Traditional luxury brands had a somewhat uneasy relationship with hip-hop in the early days, initially reticent about being associated with the genre. A watershed moment came in 2018, when A$AP Ferg became the first hip-hop artist to be named an ambassador for Tiffany & Co, with the brand featuring Jay-Z and Beyonce in a campaign shortly after.
Tobak often gets asked why she would write a book that glamourises conspicuous consumption, by people who, she says, have missed the point. “Or, people will ask me, if all these rappers come from such humble beginnings, why would they blow their money on this?
“There’s a lot of coded language that people use when they talk about wealth for people that have not traditionally had it. There is a lot of judgment around people making money and breaking through these barriers,” she says.
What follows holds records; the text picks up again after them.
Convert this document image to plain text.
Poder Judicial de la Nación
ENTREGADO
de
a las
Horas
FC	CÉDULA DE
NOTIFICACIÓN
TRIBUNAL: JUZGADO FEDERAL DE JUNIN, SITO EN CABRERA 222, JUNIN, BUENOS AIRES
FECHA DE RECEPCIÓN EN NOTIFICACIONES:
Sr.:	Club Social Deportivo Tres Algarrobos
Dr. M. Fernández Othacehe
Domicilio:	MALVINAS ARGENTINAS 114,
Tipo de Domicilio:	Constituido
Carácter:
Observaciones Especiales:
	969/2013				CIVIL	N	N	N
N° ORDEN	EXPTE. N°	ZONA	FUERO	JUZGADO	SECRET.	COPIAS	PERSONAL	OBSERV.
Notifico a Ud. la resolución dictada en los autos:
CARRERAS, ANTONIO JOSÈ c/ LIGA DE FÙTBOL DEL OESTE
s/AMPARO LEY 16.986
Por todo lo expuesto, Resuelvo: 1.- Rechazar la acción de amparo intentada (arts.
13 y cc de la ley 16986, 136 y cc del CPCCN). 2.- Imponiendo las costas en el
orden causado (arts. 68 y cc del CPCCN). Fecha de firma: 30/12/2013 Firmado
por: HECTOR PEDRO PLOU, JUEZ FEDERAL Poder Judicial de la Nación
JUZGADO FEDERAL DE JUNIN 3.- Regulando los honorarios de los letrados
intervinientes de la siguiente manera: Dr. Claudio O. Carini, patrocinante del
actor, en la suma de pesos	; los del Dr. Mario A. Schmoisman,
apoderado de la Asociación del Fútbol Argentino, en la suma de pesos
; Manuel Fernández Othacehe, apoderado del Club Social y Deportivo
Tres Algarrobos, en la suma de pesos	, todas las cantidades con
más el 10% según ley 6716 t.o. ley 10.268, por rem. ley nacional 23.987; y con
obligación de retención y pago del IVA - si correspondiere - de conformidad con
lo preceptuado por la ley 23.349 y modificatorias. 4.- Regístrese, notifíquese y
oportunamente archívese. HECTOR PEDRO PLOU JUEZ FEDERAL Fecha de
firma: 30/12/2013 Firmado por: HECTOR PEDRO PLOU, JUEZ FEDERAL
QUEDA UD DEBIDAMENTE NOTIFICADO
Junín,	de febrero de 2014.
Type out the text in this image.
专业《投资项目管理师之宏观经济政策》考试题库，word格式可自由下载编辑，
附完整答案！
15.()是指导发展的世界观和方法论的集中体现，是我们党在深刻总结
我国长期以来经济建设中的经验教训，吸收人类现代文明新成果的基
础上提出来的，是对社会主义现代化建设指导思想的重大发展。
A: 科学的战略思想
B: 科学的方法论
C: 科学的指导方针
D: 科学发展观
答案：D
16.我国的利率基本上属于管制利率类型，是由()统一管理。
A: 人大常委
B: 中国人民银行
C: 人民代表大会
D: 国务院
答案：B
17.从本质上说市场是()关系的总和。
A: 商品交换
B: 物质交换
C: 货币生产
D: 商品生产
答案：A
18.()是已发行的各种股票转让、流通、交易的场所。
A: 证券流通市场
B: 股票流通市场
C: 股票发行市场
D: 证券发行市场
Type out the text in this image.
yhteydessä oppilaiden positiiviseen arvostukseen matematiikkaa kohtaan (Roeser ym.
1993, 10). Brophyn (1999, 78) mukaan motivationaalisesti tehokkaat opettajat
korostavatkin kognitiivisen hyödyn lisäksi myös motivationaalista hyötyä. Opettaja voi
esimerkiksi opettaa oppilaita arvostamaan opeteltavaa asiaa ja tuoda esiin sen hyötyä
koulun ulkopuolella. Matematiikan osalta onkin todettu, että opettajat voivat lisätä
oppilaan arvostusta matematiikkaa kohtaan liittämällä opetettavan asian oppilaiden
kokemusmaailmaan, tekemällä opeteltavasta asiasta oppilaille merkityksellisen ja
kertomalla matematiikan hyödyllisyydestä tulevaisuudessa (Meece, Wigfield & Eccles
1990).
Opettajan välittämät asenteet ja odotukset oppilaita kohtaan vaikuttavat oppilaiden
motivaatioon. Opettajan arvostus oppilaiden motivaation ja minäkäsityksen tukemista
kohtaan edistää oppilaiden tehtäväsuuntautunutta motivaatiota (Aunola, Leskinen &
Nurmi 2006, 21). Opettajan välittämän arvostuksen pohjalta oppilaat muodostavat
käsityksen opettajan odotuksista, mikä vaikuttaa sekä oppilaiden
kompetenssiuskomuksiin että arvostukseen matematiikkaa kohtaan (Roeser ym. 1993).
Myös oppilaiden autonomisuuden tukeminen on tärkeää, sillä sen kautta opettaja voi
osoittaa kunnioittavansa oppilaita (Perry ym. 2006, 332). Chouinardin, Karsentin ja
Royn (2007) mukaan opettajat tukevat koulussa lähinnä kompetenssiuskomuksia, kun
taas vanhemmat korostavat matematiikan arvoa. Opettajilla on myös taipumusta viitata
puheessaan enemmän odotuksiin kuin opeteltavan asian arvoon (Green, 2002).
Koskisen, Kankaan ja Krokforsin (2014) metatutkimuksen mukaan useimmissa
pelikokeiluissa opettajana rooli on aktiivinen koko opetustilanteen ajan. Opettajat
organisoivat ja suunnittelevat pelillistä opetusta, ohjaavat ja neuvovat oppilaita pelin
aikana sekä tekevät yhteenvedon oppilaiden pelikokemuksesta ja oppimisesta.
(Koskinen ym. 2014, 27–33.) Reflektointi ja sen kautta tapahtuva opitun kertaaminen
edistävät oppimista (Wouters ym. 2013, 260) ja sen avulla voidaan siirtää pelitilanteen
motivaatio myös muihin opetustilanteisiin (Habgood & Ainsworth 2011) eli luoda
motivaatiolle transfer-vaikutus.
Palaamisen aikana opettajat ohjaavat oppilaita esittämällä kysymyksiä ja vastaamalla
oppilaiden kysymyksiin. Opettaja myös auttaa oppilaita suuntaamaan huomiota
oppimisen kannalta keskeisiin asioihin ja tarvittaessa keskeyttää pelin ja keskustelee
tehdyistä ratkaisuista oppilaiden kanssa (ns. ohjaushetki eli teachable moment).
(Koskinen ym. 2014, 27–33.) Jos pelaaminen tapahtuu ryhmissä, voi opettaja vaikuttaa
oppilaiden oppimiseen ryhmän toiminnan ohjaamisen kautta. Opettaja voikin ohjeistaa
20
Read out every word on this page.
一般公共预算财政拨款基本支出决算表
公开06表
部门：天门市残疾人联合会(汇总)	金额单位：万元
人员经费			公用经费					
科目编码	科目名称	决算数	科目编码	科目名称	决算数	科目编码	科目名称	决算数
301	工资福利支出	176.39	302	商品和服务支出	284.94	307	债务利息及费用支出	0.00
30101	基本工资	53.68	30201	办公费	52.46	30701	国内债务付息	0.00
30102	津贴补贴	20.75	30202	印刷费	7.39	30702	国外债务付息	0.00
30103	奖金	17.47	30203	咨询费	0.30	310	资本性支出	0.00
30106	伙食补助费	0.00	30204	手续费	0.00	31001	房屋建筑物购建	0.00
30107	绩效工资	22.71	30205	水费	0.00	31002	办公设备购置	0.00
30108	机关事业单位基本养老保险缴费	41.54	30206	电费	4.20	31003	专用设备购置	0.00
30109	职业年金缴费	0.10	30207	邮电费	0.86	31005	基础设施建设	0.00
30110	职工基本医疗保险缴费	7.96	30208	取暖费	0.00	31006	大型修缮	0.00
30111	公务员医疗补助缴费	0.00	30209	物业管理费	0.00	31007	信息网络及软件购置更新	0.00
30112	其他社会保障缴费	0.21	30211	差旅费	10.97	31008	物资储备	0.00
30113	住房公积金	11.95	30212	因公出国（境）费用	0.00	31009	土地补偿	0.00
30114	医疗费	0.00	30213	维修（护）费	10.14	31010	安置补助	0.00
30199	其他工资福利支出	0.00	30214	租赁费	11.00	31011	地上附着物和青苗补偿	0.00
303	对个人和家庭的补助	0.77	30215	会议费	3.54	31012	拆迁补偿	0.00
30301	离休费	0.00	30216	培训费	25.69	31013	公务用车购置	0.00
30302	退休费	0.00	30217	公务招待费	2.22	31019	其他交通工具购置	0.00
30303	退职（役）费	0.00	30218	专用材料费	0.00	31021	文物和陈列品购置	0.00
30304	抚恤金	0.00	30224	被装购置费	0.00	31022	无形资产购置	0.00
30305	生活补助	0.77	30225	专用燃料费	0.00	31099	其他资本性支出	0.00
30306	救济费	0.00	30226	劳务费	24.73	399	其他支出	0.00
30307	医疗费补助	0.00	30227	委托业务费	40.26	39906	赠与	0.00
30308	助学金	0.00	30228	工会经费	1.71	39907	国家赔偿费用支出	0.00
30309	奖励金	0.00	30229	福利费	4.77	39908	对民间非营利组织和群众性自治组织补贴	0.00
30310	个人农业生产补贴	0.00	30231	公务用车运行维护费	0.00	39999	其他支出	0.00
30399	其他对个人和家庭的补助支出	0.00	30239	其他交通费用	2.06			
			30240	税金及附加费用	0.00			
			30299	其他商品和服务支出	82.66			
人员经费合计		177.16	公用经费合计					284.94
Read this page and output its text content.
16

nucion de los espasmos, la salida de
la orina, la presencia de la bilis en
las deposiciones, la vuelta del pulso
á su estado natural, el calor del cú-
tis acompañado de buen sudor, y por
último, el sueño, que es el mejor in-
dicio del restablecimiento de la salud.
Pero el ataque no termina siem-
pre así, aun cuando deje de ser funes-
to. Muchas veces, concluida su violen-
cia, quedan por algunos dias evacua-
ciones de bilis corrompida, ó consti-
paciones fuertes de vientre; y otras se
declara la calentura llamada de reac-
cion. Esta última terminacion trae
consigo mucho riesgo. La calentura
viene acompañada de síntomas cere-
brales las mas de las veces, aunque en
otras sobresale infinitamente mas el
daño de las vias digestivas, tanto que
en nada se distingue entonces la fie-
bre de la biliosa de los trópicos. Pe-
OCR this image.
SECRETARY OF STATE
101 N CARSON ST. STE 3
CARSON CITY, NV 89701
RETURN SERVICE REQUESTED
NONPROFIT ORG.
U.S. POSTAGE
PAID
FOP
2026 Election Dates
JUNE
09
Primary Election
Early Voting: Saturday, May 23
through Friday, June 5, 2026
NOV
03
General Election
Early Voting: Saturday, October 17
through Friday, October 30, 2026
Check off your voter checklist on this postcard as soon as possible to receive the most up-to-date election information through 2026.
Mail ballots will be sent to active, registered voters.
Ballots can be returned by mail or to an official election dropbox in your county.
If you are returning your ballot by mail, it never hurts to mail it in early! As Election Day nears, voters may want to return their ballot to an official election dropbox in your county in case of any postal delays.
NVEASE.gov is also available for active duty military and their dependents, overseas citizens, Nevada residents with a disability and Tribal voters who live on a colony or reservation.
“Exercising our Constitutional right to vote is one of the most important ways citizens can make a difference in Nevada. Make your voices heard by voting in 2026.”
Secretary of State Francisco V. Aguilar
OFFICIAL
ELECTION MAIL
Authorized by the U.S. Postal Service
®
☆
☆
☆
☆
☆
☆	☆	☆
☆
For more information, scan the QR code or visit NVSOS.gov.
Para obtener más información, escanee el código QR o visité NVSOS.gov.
“It’s more about the person asking the question and what they view as the world order of capitalism. It means you don’t understand what it means to suddenly be in a position where you’ve transcended your circumstances.
“I think that’s a beautiful thing,” she continues. “And as complicated as it is, that’s the American dream. I think what this story does is force people to ask themselves – who is the American dream for? Who gets to have it? It’s a much more complex story than conspicuous consumption.”
Canadian rapper Drake undoubtedly has the most impressive jewellery collection.
Among his many possessions is a 127.5 carat white diamond Homer necklace, estimated to be worth $2.3million, and the rapper was recently spotted shopping for a Life Cycle chain necklace by the Lebanese jeweller Nadine Ghosn, with prices starting at $38,680. He also owns the gold, diamond and ruby Crown ring designed and worn by Tupac Shakur during his final appearance in 1996.
When it came up for auction in July this year, Drake quietly dropped $1 million to ensure it was his.